Ainda os resultados das eleições europeias estavam na ordem do dia e o país confrontava-se com a incerteza da aprovação do orçamento do governo da República e eram já evidentes as preocupações dos partidos políticos com as autárquicas de 2025, procurando evitar a antecipação de guerras fratricidas provocadas por lutas entre capelinhas que defendem potenciais candidatos diversos. Para prevenir nomeações pouco acertadas, ou mesmo erradas, talvez não fosse má ideia que os responsáveis federativos e concelhios de todas as formações políticas decidissem essas escolhas em eleições primárias abertas à população residente. Assim os políticos locais com ambições de governação autárquica refreavam os seus impulsos de guerrilha e preocupavam-se em desenhar os seus programas de ação para 2025-2029. Por mim, gostaria de ver a cultura inscrita como uma das preocupações centrais dos políticos que se posicionam como candidatos a liderar a autarquia de Gaia, defendendo claramente a sua interação com a ciência, duas áreas comunicantes que se potenciam mutuamente, favorecendo a convergência de sinergias criativas capazes de gerar novas formas de criação de valor económico e a fixação de empregos qualificados.

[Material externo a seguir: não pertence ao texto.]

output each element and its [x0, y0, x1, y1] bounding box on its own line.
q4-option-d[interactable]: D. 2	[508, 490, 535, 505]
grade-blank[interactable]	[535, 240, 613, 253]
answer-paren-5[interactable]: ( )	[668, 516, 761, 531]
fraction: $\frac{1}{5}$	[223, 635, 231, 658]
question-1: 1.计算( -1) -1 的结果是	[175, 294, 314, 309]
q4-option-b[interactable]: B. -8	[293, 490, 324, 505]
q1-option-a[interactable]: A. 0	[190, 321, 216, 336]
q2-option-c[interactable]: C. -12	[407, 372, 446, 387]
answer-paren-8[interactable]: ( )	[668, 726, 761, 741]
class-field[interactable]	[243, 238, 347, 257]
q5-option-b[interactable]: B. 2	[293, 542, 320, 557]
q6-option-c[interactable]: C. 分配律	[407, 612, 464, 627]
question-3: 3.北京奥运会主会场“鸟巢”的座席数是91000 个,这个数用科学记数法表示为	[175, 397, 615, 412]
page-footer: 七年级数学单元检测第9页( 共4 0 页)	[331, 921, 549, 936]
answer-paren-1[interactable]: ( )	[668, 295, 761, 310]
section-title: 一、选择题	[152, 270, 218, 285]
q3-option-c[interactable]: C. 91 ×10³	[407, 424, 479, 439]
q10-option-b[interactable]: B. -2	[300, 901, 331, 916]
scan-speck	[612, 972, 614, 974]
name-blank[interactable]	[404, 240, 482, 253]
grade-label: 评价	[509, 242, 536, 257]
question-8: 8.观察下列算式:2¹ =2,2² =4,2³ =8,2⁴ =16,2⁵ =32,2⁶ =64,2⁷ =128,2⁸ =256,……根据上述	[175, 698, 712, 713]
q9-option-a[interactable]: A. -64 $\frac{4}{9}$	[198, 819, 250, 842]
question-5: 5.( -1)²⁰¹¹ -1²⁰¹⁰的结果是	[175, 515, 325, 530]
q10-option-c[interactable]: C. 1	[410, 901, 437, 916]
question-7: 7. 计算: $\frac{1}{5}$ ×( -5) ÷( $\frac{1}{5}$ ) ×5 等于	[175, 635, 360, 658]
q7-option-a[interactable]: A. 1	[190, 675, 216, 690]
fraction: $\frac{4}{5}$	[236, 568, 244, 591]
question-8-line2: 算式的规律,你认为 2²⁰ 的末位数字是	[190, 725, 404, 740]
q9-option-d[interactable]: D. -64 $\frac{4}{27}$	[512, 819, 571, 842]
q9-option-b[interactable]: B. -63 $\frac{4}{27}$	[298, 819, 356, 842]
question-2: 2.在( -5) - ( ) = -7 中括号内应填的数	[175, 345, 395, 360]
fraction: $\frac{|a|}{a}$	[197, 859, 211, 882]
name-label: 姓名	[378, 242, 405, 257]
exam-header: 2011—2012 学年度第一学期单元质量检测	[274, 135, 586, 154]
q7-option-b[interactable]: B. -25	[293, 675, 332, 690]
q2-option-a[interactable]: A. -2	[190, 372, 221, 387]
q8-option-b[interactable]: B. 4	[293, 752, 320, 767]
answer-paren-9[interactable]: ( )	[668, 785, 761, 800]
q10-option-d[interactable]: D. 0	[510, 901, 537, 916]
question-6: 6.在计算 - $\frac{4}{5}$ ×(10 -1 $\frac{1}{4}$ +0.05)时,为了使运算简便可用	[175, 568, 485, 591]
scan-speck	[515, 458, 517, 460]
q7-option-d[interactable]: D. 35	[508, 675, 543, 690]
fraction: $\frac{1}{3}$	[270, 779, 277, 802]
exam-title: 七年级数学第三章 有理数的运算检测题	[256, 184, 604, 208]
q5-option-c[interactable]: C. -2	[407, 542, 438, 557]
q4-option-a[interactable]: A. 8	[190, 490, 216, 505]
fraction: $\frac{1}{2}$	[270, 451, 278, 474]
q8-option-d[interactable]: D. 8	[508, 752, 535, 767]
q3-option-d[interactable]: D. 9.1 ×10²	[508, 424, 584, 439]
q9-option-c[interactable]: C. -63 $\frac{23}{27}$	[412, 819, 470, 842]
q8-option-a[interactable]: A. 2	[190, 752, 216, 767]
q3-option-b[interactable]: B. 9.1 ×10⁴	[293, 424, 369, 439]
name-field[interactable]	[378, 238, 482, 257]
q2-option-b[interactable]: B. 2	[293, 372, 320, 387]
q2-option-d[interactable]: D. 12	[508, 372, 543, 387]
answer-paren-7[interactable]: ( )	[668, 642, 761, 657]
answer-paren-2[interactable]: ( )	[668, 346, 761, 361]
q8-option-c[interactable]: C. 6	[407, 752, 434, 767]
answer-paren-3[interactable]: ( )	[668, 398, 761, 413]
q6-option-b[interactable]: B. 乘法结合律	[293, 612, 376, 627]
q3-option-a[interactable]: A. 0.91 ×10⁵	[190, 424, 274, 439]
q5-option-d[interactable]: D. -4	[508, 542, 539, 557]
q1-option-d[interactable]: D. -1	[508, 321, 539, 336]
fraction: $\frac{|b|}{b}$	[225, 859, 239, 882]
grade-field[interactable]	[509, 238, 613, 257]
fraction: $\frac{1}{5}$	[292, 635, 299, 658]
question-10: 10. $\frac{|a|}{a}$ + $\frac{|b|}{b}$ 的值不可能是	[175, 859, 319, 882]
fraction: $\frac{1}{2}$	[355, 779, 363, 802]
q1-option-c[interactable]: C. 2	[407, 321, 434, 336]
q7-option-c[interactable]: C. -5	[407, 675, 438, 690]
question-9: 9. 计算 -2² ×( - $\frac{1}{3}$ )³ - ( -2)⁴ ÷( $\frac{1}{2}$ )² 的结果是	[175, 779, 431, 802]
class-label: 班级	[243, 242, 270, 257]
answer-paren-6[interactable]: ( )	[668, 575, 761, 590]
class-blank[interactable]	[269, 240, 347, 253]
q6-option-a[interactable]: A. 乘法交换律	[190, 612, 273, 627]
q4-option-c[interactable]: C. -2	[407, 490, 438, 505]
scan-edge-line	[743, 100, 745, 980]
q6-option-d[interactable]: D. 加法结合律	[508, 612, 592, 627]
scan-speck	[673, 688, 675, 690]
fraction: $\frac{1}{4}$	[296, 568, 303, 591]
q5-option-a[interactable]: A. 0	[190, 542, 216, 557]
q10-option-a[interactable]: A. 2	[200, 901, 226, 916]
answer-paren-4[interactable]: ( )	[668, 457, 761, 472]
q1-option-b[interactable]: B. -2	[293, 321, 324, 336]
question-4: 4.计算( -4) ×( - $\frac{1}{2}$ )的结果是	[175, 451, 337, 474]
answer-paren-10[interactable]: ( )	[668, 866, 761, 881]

Em boa verdade, uma das grandes fragilidades do concelho de Vila Nova de Gaia, do distrito do Porto e da região Norte, resulta da inexistência de um elo consolidado de ligação à economia baseada no conhecimento, pelo que se torna necessário criar eixos de orientação que potenciem a convergência da cultura com a ciência. E para concretizar esse desígnio, urge desenvolver uma mais forte ligação do setor cultural às instituições académicas e de investigação, promovendo a troca de experiências e uma maior abertura e interação das disciplinas científicas, tecnológicas e artísticas com os outros saberes disciplinares que baseiam a criatividade. Mas para isso é necessário que a cultura deixe de ser entendida como um mero somatório de eventos performativos, passando a ser considerada como um instrumento de inclusão e de cidadania prioritariamente orientado para a formação e criação artística, para o conhecimento e para a valorização do capital humano.
O capital humano é hoje o principal fator de progresso e criador de riqueza, e só através do conhecimento, a que a criatividade e a inovação acrescentam valor, se consegue garantir o crescimento e o desenvolvimento de uma sociedade que se deseja economicamente sustentável, com mais e melhor emprego e maior coesão social. Só com uma política cultural estruturante, que saiba distinguir claramente a arte do entretenimento, Vila Nova de Gaia (o distrito e a região) será capaz de se transformar, por vontade, energia e imaginação dos seus habitantes, e em particular dos seus jovens, num outro concelho, na fronteira do conhecimento, que se projete no país com outros meios e outra ambição. E Gaia reúne todas as condições para ser o motor da economia do conhecimento no nosso país.
Mas para isso tem de desenvolver uma estratégia de longo prazo e definir os eixos de orientação que permitirão maximizar o seu potencial criativo. E um desses eixos deve assentar numa aposta clara nas indústrias criativas, que têm um forte impacto na regeneração e revitalização urbana, contribuindo de forma decisiva para a animação do território e para a preservação e revocação estratégica do património edificado, através de um programa transversal capaz de reforçar âncoras e criar novas centralidades, enquadrado numa política holística de envolvimento da população. Com a recuperação e animação das nossas peças de valor histórico, arquitetónico e urbanístico daremos origem a clusters criativos voltados para o segmento económico do turismo, o que reforçará a notoriedade dos locais e o aumento da duração da permanência dos visitantes, com ganhos para a economia de todo o concelho.
A ligação entre a educação e a cultura é outro dos pilares de uma verdadeira política cultural. Sem esta interação, que articule as matérias curriculares com a prática e a fruição cultural, não há projeto de floresça. Porque não é apenas na escola que nos formamos como pessoas livres e independentes, capazes de melhor entender o mundo. Numa sociedade livre e aberta, como aquela que todos ambicionamos, é necessária a implementação de métodos complementares de formação que desenvolvam novas competências, educando para a liberdade, para a paz, para a democracia e para a emancipação de forma equilibrada. Urge, entretanto, valorizar a atividade dos equipamentos culturais existentes e pugnar por um apoio estruturante e sustentado aos artistas e criadores locais, promovendo e acompanhando de perto e de forma crítica o trabalho por eles desenvolvido, tanto nos domínios das artes como da ciência e da investigação. Só assim conseguiremos favorecer a emergência de novas iniciativas, com novos lugares de criação, formação e fruição, que proporcionarão mais e melhor oferta cultural, através da produção de diferentes estilos e formas de expressão, desde as mais tradicionais às menos convencionais e mais arrojadas. Só assim será possível uma implementação real da cultura em toda a sua diversidade, cumprindo deste modo o papel fundamental e crucial das artes, da cultura e da ciência no desenvolvimento do concelho.